If SMEs have access to snapshots of their internal spending, it can add value to their cash-flow management
Payments processors are the Google of the payments world, with a wealth of data that can be transformed at the flick of a switch into valuable business intelligence on real purchasing patterns. This gathered data can provide priceless input when it comes to business strategy, says Bhairav Trivedi, chief executive officer of Network International.
Small and large businesses reach targeted customers online using what is arguably the planet’s biggest data-crunching network: Google. The business model of Google is simple — track all activity on their free-to-use products like email, video, mobile, social and search, find the underlying patterns, and then give advertisers solutions that maximise their spend on online advertising.
Two drawbacks to this model are: one, it works best online, not so well off-line; and two, while the data includes some transactions, a massive proportion of the intelligence it creates is extrapolated from non-transactional activity.
Now imagine a network that does not have the same humongous amount of data, but what it has is one hundred per cent relevant to businesses. Payments processors have at their disposal real-world transaction-based data that has a higher degree of relevance, both online and off-line.
Why is this important? Let’s look at some examples.
Case Study 1: The SME
A start-up multi-cuisine restaurant that generates most of its revenue from deliveries is by its very nature a cash-only business. It is unbanked, and remains outside the financial system. It looks at point-of-sale (PoS) card-handling systems and tells us: “I’m too small to have these machines sitting around.
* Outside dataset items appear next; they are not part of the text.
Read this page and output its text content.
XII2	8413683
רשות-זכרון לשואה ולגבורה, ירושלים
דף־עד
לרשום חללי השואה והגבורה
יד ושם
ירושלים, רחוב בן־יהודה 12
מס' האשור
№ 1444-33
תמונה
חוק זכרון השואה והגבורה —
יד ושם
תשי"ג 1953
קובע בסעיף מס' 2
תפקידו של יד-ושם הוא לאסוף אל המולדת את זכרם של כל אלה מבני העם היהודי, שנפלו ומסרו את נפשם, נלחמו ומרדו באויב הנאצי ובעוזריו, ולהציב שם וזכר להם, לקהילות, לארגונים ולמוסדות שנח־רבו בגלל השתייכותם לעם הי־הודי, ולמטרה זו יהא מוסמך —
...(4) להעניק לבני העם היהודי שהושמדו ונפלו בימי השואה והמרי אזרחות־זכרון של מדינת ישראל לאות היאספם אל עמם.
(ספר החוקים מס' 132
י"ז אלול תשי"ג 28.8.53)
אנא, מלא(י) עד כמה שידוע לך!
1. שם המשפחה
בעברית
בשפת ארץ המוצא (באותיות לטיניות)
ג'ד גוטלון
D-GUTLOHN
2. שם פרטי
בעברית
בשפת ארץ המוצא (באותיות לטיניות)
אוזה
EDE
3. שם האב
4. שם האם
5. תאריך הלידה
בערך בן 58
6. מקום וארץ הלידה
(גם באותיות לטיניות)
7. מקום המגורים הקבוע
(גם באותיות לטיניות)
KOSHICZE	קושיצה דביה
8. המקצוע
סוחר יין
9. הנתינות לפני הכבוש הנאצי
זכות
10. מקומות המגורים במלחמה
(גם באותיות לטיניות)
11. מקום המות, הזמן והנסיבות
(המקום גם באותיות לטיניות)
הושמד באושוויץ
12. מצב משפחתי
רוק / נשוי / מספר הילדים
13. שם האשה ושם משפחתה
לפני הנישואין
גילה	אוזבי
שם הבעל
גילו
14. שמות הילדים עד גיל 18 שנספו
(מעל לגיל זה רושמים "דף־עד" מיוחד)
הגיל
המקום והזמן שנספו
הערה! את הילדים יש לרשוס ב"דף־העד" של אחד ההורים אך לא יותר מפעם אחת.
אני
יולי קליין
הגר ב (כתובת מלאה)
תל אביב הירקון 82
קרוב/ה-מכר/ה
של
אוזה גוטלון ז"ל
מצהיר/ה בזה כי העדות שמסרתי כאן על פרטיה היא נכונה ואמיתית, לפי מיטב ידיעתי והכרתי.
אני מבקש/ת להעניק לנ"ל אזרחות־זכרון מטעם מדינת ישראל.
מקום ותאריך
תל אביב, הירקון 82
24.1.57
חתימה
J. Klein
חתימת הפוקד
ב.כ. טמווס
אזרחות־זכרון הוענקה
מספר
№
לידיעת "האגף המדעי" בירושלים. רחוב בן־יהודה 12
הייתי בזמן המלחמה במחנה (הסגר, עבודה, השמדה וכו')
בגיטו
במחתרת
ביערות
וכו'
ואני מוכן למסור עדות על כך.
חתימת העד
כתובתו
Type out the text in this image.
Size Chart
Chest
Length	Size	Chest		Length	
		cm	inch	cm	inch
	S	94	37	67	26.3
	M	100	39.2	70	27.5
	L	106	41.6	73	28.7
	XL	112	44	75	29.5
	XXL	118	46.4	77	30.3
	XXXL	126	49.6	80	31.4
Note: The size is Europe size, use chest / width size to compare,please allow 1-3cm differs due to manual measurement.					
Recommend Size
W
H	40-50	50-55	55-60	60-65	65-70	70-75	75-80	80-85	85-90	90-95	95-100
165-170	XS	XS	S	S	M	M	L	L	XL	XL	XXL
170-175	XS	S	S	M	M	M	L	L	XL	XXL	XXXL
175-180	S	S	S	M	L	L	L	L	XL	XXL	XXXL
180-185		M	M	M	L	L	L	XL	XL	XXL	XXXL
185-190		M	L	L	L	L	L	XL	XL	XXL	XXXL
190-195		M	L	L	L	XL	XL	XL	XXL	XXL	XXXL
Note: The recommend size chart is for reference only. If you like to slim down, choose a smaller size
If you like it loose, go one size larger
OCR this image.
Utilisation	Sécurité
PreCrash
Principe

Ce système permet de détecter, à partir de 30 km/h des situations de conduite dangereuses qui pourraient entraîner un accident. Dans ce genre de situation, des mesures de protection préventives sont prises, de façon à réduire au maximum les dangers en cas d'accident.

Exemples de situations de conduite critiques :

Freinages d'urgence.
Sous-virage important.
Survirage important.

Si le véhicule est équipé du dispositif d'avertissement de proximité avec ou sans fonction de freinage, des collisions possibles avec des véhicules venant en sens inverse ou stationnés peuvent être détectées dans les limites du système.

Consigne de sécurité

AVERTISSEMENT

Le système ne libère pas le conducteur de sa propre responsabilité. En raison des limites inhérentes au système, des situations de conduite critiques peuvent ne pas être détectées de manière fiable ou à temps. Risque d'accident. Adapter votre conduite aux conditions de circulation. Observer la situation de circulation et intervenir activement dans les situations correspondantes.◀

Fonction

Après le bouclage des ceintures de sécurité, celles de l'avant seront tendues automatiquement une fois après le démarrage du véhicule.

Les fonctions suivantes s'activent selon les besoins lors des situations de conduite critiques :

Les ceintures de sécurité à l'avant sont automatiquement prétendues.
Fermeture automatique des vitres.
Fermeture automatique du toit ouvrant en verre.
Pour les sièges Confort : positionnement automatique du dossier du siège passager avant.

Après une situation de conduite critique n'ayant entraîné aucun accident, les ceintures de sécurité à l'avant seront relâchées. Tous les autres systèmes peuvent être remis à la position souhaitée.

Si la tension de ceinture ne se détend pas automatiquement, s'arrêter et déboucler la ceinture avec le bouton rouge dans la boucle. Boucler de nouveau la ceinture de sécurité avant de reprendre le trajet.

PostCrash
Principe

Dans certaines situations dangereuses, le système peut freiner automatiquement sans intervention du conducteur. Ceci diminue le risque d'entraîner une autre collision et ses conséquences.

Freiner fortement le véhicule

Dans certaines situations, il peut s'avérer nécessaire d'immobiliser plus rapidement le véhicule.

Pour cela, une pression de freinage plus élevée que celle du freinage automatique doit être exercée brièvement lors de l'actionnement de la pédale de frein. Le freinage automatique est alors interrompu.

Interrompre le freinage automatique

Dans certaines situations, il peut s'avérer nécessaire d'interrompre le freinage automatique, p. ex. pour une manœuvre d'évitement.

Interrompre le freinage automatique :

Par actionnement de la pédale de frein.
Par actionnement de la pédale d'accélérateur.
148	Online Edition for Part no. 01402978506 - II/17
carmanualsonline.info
I don’t have a nice shop front and 80 per cent of my work is deliveries.” But imagine the transformation if this restaurant adopts a mobile PoS machine that enables its customers to pay by card even at their doorsteps.
This delivers more than just freedom from cash. The information that we are able to gather from the use of PoS machines has proven to be extremely useful for SMEs and even for large companies.
We’re not talking about Big Data, with capital B and D, although that is also in our ambit. We’re talking about the business intelligence that PoS data can deliver, telling the restaurant how the profile of its consumers is changing. Have there been more takers for, say, Mexican food in the past three months? Are expatriates from the US the largest consumers or does the restaurant need to target Spanish-speaking clients? How does this intelligence impact social advertising or channel marketing?
Case Study 2: The corporation
Take a massive operation like Dubai Duty Free. We’re able to tell them that the average Russian, for instance, spends X amount of dollars at a duty free store. The merchant takes that intelligence, matches it to till-level information, and finds that a large percentage of Russians buy watches (hypothetically) at duty free. Or that Indians are purchasing gold at duty free or Chinese prefer cigars.
This gives each store the powerful ability to tweak and time POS marketing strategies, depending on which flights are landing at any given time.
While privacy laws prevent sharing of individual data; when aggregated into broad consumer profiles, the insights from consumer spending data can act as a powerful tool when added to the transaction data each merchant collects at the till.
Payments data tells us, for instance, that US-issued cards have been the largest source of receipts consistently from January 2014 to November 2015, in the latest available data. Saudi Arabia, which was the second largest spender until September 2015, according to our data, has been replaced by the UK in the last few months of the year.
At the processing level we know, for instance, that US credit cards are used the most for hotel spends, followed by jewellery and watches. Telecommunications, fashion and food are other big categories. It may be important for businesses to know that spend on UAE-issued cards is not only the largest but among the fastest growing. And this goes to supermarkets, government services and hotels, in that order.
That’s the equivalent of Big Data in the spending space. As the largest acquirer in the UAE and a major payment solutions provider in the Middle East and North Africa region, Network International has the power to crunch the spending data patterns of every company or business.
As a repository of payments data, that makes us the Google of the payments world, with authenticated intelligence on spending patterns. And, unlike Google, this data covers actual spends, not just potential spend based on search patterns. This makes the data many times more valuable to businesses.
This is how businesses, particularly SMEs, benefit from inclusion. Merchants big and small acquire the ability to act on intelligence that helps them craft their business strategy.
There is another advantage for merchants in becoming bankable and cashless. Consumers today can log into their credit card accounts and get a snapshot of their spending habits. For instance, if the consumer realises that her spend on automobile repair has increased significantly over the past three months, it’s time to get a new car. If SMEs have access to similar snapshots of their internal spending, it can add value to their cash-flow management.
With payments data, we can aggregate consumer profiles to say that, for example, a person driving a Brand X car and wearing Brand Y shirts is likely to spend a minimum of Dh500 on every weekend trip to the supermarket. If a person matching that profile walks into Supermarket Z, he may automatically be considered a valued consumer and offered incentives.
Supermarket Z may offer him Dh10 off his first transaction of more than Dh500. The next time he comes he gets Dh25 off, and the third time Dh50 off. Data shows that if someone shops three times at a particular place, they are hooked. Now Supermarket Z has Dh500 extra revenue each week that it didn’t have before.